Structural overcapacity adds to boxship woes warns Drewry
Economies of scale have led to structural overcapacity in the container industry, while an inelastic demand curve means that falling rates have a limited effect on the overall demand curve.
“Even if rates are down, demand is increasing at its own pace,” Shailesh Garg, general manager at Drewry Maritime Services told the 2nd Mare Forum 2015 in Dubai yesterday.
"The key challenge is the orderbook, which is scaring everyone. Despite low freight rates, new orders are taking place, adding to the woes of the industry."

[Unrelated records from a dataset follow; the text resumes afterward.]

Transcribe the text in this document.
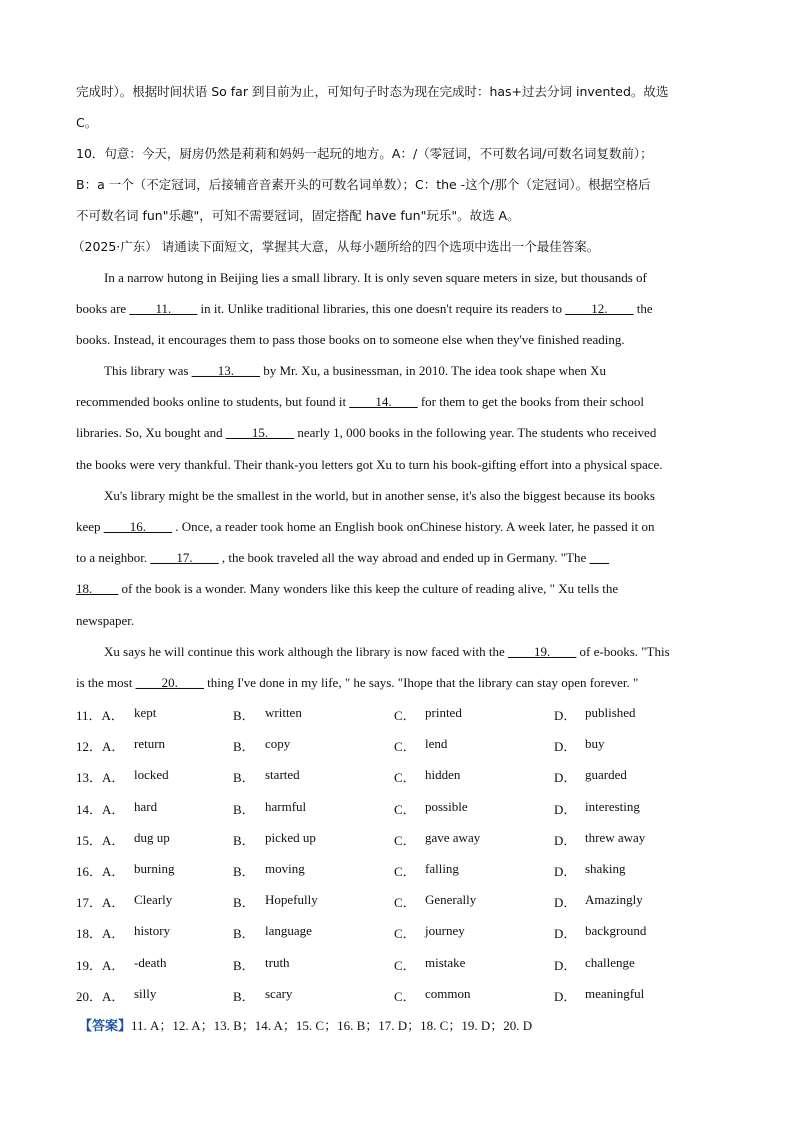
完成时）。根据时间状语 So far 到目前为止，可知句子时态为现在完成时：has+过去分词 invented。故选
C。
10．句意：今天，厨房仍然是莉莉和妈妈一起玩的地方。A：/（零冠词，不可数名词/可数名词复数前）；
B：a 一个（不定冠词，后接辅音音素开头的可数名词单数）；C：the -这个/那个（定冠词）。根据空格后
不可数名词 fun"乐趣"，可知不需要冠词，固定搭配 have fun"玩乐"。故选 A。
（2025·广东） 请通读下面短文，掌握其大意，从每小题所给的四个选项中选出一个最佳答案。
In a narrow hutong in Beijing lies a small library. It is only seven square meters in size, but thousands of
books are ____11.____ in it. Unlike traditional libraries, this one doesn't require its readers to ____12.____ the
books. Instead, it encourages them to pass those books on to someone else when they've finished reading.
This library was ____13.____ by Mr. Xu, a businessman, in 2010. The idea took shape when Xu
recommended books online to students, but found it ____14.____ for them to get the books from their school
libraries. So, Xu bought and ____15.____ nearly 1, 000 books in the following year. The students who received
the books were very thankful. Their thank-you letters got Xu to turn his book-gifting effort into a physical space.
Xu's library might be the smallest in the world, but in another sense, it's also the biggest because its books
keep ____16.____ . Once, a reader took home an English book onChinese history. A week later, he passed it on
to a neighbor. ____17.____ , the book traveled all the way abroad and ended up in Germany. "The ___
18.____ of the book is a wonder. Many wonders like this keep the culture of reading alive, " Xu tells the
newspaper.
Xu says he will continue this work although the library is now faced with the ____19.____ of e-books. "This
is the most ____20.____ thing I've done in my life, " he says. "Ihope that the library can stay open forever. "
11．A． kept	B． written	C． printed	D． published
12．A． return	B． copy	C． lend	D． buy
13．A． locked	B． started	C． hidden	D． guarded
14．A． hard	B． harmful	C． possible	D． interesting
15．A． dug up	B． picked up	C． gave away	D． threw away
16．A． burning	B． moving	C． falling	D． shaking
17．A． Clearly	B． Hopefully	C． Generally	D． Amazingly
18．A． history	B． language	C． journey	D． background
19．A． -death	B． truth	C． mistake	D． challenge
20．A． silly	B． scary	C． common	D． meaningful
【答案】11. A；12. A；13. B；14. A；15. C；16. B；17. D；18. C；19. D；20. D
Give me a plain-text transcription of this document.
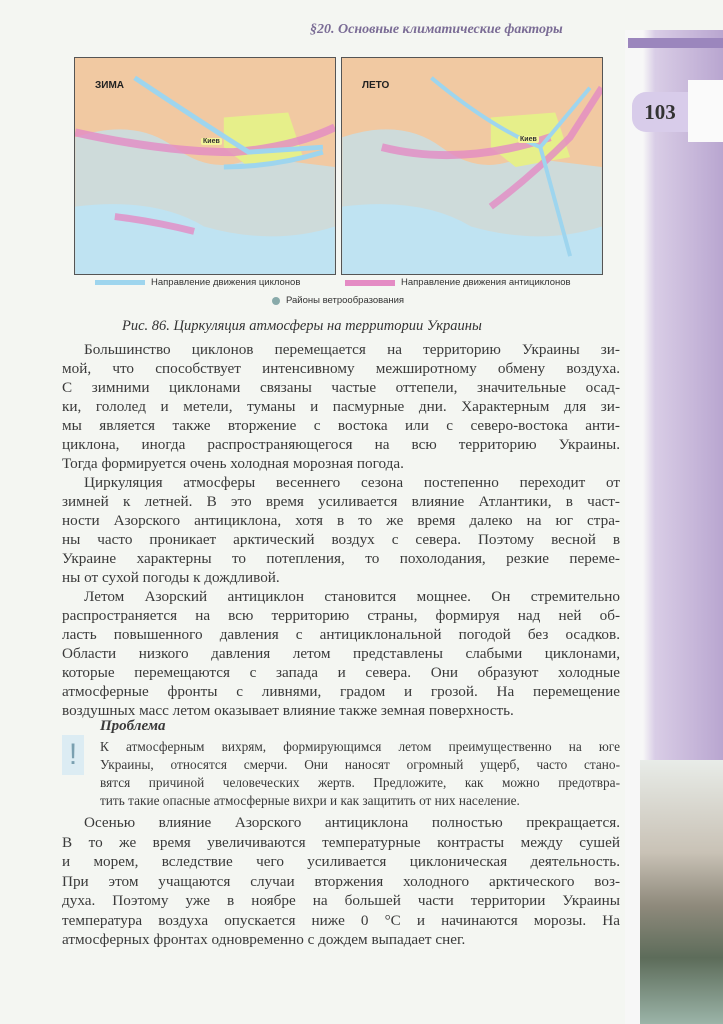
103
§20. Основные климатические факторы
ЗИМА
Киев
ЛЕТО
Киев
Направление движения циклонов	Направление движения антициклонов
Районы ветрообразования
Рис. 86. Циркуляция атмосферы на территории Украины
Большинство циклонов перемещается на территорию Украины зи-
мой, что способствует интенсивному межширотному обмену воздуха.
С зимними циклонами связаны частые оттепели, значительные осад-
ки, гололед и метели, туманы и пасмурные дни. Характерным для зи-
мы является также вторжение с востока или с северо-востока анти-
циклона, иногда распространяющегося на всю территорию Украины.
Тогда формируется очень холодная морозная погода.
Циркуляция атмосферы весеннего сезона постепенно переходит от
зимней к летней. В это время усиливается влияние Атлантики, в част-
ности Азорского антициклона, хотя в то же время далеко на юг стра-
ны часто проникает арктический воздух с севера. Поэтому весной в
Украине характерны то потепления, то похолодания, резкие переме-
ны от сухой погоды к дождливой.
Летом Азорский антициклон становится мощнее. Он стремительно
распространяется на всю территорию страны, формируя над ней об-
ласть повышенного давления с антициклональной погодой без осадков.
Области низкого давления летом представлены слабыми циклонами,
которые перемещаются с запада и севера. Они образуют холодные
атмосферные фронты с ливнями, градом и грозой. На перемещение
воздушных масс летом оказывает влияние также земная поверхность.
!
Проблема
К атмосферным вихрям, формирующимся летом преимущественно на юге
Украины, относятся смерчи. Они наносят огромный ущерб, часто стано-
вятся причиной человеческих жертв. Предложите, как можно предотвра-
тить такие опасные атмосферные вихри и как защитить от них население.
Осенью влияние Азорского антициклона полностью прекращается.
В то же время увеличиваются температурные контрасты между сушей
и морем, вследствие чего усиливается циклоническая деятельность.
При этом учащаются случаи вторжения холодного арктического воз-
духа. Поэтому уже в ноябре на большей части территории Украины
температура воздуха опускается ниже 0 °С и начинаются морозы. На
атмосферных фронтах одновременно с дождем выпадает снег.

Garg said 2015 would be a critical year, with containership capacity expected to increase by over 7%. He said nearly 200 ships with capacities of 8,000-plus teu were scheduled to be delivered in 2015-16. The 8,000-plus teu fleet was growing at 21% and 23.3% respectively in 2014 and 2015, he said. The orderbook reached over 3.3m teu by the end of 2014, or 18.3% of the fleet. "Five major carriers, Maersk, MSC, CMA CGM, CSCL and UASC, will soon be at the 18,000 teu level,” he said.
World container handling is estimated at 677m teu in 2014, an increase of 5.0% over 2013, with similar growth of 5.3% and 5.5% expected in 2015 and 2016 respectively. Port to port traffic is expected to reach 185.4m teu, an increase of 5.2%.
Drewry estimates put 2013 Transpacific containerised seaborne trade at 23.1m teu, Europe-Far East at 20.4m teu, Far East-Mid East to South Asia at 12.8m teu and Transatlantic at 6.7m teu. Garg said Far East to Middle East and South Asia routes had grown at a CAGR of 13.4% in the period 2007-13, while Europe-Far East and Transpacific had grown at only 1.6% and 1.9% respectively.
The drive for economies of scale through larger ships is leading to overcapacity, slow demand growth and pushing back supply-demand equilibrium. This has put industry finances in a parlous position, Garg believes, with earnings fragile, and carriers burning cash - a situation that cannot last much longer. Low newbuilding prices are prompting new ordering when consolidation is needed.
The expected recovery in 2017 is about adapting to change and reducing costs, than a real possibility of matching supply and demand, he said. The new operating alliances are a positive for the industry, but will bring temporary chaos to scheduling. Freight rates will decline next year and the new low sulphur fuel regulations will be a challenge to all industry stakeholders.
“The big question is: what is recovery? The industry has gone through different structural changes and today it is not just about recovery of the freight rate. It means we are struggling to assess what the industry wants. There are a [few] questions: is reducing the cost recovery? Is supply-demand recovery? Are increases or improvements in demand recovery?” Garg asked.
“There are three or four parameters in the industry which people are working on."